Conformément à ses principes, la France agit positivement en faveur du désarmement conventionnel, ainsi que contre la prolifération des missiles balistiques et des armes de destructions massive que sont le chimique et le biologique.

Concernant la lutte contre la prolifération balistique, la France appartient à plusieurs régimes multilatéraux de contrôle des technologies de missiles, qui permettent de soumettre à un contrôle rigoureux l’exportation des technologies et composants de ce type de vecteurs, et donc de limiter la prolifération.

Concernant les armes chimiques, la France s’est engagée très tôt dans la lutte contre ces armes. Elle a été dépositaire, en 1925, du Protocole de Genève sur la prohibition d’emploi à la guerre de gaz asphyxiants, toxiques ou similaires et de moyens bactériologiques. La Convention sur l’interdiction des armes chimiques (CIAC) adoptée en 1993 et entrée en vigueur en 1997 vient compléter le protocole. Quasi-universel, le régime de non-prolifération comprend 193 Etats parties et interdit le développement, la production, la mise au point, l’acquisition, le stockage, la détention et le transfert d’armes chimiques. La France soutient l’Organisation pour l’interdiction des armes chimiques (OIAC), chargée d’assurer le régime de vérification des engagements pris dans le cadre de la Convention.

Pour compléter les dispositifs de la CIAC et de l’OIAC, le partenariat international contre l’impunité de l’utilisation d’armes chimiques a été lancé le 23 janvier 2018 à Paris par la France.

Il regroupe 24 Etats et organisations et complète les dispositifs internationaux de lutte contre la prolifération des armes chimiques, en œuvrant exclusivement contre l’impunité des responsables des armes chimiques. Les États signataires s’engagent à collecter toutes les informations disponibles sur les responsables d’utilisation d’armes chimiques, partager ces informations avec les autorités compétentes (nationales ou internationales), ainsi qu’à user de tous les recours possibles pour permettre de sanctionner ceux qui développent ou utilisent ces armes. Par ailleurs, les Etats participant publient, sur le site internet du partenariat, une liste des individus et entités impliqués qui ont été sanctionnés par les Etats et organisations participant.
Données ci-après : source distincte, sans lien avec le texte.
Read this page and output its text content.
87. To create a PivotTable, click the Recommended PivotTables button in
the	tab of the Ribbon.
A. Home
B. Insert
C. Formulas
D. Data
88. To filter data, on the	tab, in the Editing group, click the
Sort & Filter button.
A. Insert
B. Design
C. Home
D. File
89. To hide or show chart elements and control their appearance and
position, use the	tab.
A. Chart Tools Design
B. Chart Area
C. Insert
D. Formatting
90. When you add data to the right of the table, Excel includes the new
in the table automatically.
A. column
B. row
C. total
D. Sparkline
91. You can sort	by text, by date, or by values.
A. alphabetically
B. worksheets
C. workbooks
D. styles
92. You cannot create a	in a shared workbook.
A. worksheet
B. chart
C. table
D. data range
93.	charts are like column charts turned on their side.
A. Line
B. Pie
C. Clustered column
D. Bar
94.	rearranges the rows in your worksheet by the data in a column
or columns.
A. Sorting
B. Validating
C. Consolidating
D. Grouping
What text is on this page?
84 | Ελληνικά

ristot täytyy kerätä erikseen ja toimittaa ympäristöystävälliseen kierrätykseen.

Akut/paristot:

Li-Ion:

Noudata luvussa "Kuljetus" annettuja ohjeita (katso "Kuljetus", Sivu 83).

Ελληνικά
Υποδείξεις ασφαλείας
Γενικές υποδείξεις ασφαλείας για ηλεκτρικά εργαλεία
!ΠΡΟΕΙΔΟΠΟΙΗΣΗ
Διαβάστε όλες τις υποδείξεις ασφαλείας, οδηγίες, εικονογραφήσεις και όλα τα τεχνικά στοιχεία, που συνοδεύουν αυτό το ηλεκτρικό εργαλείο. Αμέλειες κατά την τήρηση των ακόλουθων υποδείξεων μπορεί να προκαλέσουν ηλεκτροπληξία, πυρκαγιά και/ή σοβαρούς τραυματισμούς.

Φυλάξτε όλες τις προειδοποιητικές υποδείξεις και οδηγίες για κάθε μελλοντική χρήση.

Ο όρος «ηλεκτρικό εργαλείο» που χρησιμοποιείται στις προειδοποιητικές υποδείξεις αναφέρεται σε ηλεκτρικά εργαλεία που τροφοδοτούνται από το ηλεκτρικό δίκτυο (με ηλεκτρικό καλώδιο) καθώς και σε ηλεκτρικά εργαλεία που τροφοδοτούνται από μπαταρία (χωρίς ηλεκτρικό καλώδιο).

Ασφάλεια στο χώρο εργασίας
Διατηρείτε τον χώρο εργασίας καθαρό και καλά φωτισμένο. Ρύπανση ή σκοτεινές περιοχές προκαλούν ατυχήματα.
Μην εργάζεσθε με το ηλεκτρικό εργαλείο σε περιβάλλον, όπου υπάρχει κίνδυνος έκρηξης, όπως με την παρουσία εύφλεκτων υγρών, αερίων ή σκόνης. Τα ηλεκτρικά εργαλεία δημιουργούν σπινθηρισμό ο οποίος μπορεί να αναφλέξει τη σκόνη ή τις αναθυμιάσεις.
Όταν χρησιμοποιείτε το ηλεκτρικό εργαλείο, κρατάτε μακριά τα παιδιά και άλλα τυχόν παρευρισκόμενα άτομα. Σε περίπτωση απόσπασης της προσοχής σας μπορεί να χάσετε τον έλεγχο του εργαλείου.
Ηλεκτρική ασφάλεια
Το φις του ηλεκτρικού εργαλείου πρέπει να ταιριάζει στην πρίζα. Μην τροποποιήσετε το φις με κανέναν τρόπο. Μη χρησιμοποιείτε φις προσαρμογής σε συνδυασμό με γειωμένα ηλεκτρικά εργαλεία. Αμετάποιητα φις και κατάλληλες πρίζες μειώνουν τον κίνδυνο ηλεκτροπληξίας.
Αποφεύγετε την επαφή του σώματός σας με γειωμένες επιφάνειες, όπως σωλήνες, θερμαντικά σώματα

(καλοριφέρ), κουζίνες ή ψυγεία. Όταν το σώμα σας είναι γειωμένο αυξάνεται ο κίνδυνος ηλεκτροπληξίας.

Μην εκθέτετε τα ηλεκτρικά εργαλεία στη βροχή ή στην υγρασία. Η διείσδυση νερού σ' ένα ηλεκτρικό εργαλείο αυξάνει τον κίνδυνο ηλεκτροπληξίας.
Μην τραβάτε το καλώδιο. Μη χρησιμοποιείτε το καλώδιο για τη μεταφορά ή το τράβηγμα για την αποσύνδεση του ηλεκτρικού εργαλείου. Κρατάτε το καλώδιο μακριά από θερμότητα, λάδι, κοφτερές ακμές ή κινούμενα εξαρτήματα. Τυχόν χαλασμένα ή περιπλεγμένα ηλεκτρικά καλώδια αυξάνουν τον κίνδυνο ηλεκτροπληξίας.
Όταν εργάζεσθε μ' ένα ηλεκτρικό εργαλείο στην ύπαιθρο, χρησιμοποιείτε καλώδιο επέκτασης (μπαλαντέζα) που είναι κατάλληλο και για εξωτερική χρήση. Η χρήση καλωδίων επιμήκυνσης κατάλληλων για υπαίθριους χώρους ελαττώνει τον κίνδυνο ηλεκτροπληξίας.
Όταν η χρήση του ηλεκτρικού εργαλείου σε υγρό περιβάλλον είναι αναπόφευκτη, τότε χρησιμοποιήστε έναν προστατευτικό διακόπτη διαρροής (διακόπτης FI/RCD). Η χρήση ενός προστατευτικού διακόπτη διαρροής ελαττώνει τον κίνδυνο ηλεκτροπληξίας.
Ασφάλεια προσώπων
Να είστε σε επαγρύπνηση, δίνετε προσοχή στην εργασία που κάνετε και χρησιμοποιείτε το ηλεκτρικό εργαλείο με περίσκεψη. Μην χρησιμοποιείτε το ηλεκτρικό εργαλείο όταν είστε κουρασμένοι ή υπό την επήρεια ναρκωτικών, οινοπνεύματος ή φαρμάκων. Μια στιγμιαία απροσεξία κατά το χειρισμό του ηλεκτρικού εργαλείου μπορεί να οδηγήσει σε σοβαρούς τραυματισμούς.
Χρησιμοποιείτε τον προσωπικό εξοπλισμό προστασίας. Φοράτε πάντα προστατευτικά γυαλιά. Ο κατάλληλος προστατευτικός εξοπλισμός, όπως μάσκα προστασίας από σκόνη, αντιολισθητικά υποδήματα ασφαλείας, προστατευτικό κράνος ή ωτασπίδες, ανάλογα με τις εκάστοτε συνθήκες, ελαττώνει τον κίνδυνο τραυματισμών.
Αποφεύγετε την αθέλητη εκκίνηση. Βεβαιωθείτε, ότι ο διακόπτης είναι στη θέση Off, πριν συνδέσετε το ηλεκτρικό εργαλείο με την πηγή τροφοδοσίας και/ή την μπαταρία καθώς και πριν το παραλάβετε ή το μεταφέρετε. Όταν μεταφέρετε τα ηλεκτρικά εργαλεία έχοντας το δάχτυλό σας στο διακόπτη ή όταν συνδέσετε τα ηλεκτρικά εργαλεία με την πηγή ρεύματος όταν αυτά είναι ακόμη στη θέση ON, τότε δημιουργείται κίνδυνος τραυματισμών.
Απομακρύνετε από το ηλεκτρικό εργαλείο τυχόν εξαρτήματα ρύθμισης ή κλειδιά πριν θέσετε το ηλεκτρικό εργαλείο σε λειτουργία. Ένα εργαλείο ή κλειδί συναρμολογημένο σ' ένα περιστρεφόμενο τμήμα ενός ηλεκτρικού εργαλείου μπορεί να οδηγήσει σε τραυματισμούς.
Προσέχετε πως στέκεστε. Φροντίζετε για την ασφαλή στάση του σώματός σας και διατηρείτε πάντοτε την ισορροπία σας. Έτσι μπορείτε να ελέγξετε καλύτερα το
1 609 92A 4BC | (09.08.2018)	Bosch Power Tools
Concernant les armes biologiques la France participe activement aux travaux de la Convention d’interdiction des armes biologiques (CIABT). Elle se concentre sur deux axes : d’une part des actions de promotion en vue de faire progresser sa mise en œuvre et son universalisation, et d’autre part, l’élaboration de mesures adéquates pour renforcer le régime et l’autorité de cette convention. La France a présidé la Réunion des Etats parties de la CIABT en 2019.

La France attache une grande importance au désarmement chimique et biologique effectif, et donc promeut la recherche de modalités complémentaires pour évaluer le respect des obligations de la Convention par ses Etats parties. A ce titre, la France participe aux travaux du Groupe Australie, le contrôle aux exportations étant en effet un instrument concret au service du respect des conventions.

Concernant le désarmement conventionnel, la France s’est engagée notamment sur la Convention d’Oslo sur l’interdiction des armes à sous-munitions (2008) et la Convention d’Ottawa sur l’interdiction des mines antipersonnel (1999). Elle poursuit un travail de pédagogie et de promotion auprès des Etats en vue de l’universalisation de ces conventions ainsi que de leur mise en oeuvre effective.

La France lutte par ailleurs contre la dissémination des armes légères et de petit calibre (ALPC) par différentes initiatives et traités. Ainsi, la France a lancé l’initiative internationale contre le transport aérien illicite des ALPC, ou encore, conjointement avec la Suisse, l’Instrument international pour le traçage des ALPC (2005). Elle participe activemment au Programme d’action des Nations unies sur le commerce illicite des armes légères sous tous ses aspects, dont elle a présidé la 3ème conférence d’examen en 2018. Elle soutient également l’universalisation du Traité sur le commerce des armes (TCA) adopté le 2 avril 2013, qui permet d’établir des règles d’un comportement responsable et transparent en matière de transfert d’armes conventionnelles et prévenir leurs trafics illicites.